Um homem com uns 40 anos pede cigarros no cimo da escadaria que conduz ao Museu. E mete conversa. “Isto parece uma coisa bonita, deve estar muita gente da televisão”. Os carros passam na rua e abrandam na esperança de perceber as razões de um entra e sai invulgar ou deitar olho a uma celebridade qualquer que tenha acorrido. Num café de esquina, durante a tarde, uma mulher de meia-idade comenta: “Parece que só se entra por convite. Mesmo que tivesse, não ia”.
Quando se fala com quem há anos organiza a ModaLisboa (MLx) e nela trabalha (é da última edição, que decorreu entre 8 e 11 de Março, no Museu de História Natural, que falamos), encontram-se dois discursos sobre a tangibilidade do mais importante acontecimento de moda em Portugal. Que está aberta a todos e que a prova são as centenas de pessoas que assistem aos desfiles; que não é um sítio democrático, até porque quanto mais elitista a moda for mais se valoriza o sonho que vende.

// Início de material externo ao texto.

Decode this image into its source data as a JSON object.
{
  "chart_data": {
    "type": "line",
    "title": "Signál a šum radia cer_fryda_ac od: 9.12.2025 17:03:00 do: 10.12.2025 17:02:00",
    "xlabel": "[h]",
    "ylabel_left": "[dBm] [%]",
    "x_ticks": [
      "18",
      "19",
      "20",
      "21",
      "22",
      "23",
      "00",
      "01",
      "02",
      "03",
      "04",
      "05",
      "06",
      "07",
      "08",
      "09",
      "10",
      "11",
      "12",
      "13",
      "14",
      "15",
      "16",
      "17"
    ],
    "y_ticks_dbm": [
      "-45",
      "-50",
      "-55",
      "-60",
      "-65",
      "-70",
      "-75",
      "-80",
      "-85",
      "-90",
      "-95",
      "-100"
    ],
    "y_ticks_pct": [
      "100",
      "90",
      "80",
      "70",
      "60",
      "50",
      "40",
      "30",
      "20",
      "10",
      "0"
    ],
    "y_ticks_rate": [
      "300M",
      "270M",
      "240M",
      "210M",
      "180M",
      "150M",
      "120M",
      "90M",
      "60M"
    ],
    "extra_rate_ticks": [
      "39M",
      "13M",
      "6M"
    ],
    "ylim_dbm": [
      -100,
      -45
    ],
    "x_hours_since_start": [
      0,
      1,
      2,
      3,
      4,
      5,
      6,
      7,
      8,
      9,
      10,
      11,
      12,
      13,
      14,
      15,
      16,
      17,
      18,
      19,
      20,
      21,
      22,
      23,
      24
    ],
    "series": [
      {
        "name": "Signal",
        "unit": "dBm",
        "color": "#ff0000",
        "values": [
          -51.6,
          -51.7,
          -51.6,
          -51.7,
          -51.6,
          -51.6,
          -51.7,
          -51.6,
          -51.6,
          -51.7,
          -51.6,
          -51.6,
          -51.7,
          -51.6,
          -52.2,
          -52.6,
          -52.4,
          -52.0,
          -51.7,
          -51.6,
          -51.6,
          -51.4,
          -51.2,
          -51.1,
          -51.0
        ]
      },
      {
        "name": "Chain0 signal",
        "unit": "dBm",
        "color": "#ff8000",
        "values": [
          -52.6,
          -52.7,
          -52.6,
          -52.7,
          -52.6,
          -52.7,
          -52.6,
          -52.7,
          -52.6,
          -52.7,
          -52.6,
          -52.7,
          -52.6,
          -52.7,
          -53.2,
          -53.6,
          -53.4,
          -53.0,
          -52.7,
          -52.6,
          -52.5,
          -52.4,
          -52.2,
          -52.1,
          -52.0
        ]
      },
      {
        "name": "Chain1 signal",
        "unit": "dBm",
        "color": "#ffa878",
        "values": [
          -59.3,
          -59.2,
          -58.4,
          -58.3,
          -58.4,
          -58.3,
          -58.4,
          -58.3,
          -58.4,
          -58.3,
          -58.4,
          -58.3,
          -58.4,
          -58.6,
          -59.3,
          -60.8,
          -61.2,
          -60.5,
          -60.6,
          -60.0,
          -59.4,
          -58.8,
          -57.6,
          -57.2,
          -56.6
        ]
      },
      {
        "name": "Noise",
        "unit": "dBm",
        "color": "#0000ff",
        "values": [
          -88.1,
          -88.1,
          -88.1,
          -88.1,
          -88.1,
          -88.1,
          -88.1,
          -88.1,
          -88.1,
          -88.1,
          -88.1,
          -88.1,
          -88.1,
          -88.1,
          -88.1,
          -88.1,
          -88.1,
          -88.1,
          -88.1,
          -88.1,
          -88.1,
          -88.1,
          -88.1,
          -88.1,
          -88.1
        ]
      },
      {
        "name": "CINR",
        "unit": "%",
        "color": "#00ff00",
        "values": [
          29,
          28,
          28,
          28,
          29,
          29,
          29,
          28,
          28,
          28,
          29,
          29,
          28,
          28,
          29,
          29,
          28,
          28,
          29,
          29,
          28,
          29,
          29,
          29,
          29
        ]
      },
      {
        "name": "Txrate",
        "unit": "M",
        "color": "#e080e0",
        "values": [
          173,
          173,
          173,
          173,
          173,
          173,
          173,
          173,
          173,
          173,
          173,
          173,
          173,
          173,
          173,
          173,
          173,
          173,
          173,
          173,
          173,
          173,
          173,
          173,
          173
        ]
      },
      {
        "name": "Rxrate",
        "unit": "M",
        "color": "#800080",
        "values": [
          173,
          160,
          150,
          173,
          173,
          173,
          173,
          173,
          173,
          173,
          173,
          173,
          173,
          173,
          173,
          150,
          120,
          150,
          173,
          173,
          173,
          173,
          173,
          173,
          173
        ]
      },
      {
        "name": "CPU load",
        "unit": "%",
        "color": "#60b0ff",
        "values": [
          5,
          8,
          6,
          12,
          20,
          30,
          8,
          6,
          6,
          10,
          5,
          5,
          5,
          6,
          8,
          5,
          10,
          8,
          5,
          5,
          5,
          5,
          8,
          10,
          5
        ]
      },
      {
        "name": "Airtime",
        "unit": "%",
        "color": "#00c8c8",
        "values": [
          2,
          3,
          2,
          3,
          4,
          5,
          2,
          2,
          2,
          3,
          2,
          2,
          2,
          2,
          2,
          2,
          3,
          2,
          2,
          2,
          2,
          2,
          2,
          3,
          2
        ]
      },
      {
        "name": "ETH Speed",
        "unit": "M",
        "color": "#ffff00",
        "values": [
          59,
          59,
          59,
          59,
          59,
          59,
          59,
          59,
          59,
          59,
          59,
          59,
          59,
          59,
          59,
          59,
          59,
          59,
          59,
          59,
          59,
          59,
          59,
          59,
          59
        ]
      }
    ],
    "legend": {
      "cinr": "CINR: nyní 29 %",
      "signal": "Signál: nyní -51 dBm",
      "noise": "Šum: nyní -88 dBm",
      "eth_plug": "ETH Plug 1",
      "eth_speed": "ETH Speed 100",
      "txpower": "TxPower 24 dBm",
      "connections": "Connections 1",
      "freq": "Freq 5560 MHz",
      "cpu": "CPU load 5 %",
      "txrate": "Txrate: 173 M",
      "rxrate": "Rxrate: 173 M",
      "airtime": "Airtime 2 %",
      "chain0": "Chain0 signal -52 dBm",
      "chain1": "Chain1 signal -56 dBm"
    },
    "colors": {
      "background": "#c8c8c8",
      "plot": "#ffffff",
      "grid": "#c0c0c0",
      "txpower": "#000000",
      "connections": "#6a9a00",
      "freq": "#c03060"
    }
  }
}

É destas insanáveis contradições que a MLx, financiada pela Câmara Municipal e por fundos da União Europeia, não se consegue livrar: ser de facto elitista e abrir portas só à imprensa e aos empresários, dizer-se elitista e abrir-se aos socialites mais depauperados, não ser elitista e encontrar modo de acolher quem quiser ir, ter toda a gente por lá e deixar de ser chique, querer manter-se chique e ser vista como um evento de tias e gente estranha.
Por estes dias, numa entrevista ao Diário de Notícias, Eduarda Abbondanza, a todo-poderosa responsável pela MLx, assumia que se trata de um evento social, embora destacasse mais a sua dimensão comercial. A opinião de quem está por fora é diversa: o social, ou cor-de-rosa, bem instigado por revistas, ganha aos pontos.
Há ali moda, roupa para ser fotografada e apresentada nas páginas da imprensa especializada, investidores à espreita e muito trabalho de modelos, agências, estilistas, produtores de moda, maquilhadores, cabeleireiros, fotógrafos. Mas quem frequenta o sítio continua a jactar-se e a socorrer-se de um limitadíssimo glamour à portuguesa e é isso que a cidade e o País vêem.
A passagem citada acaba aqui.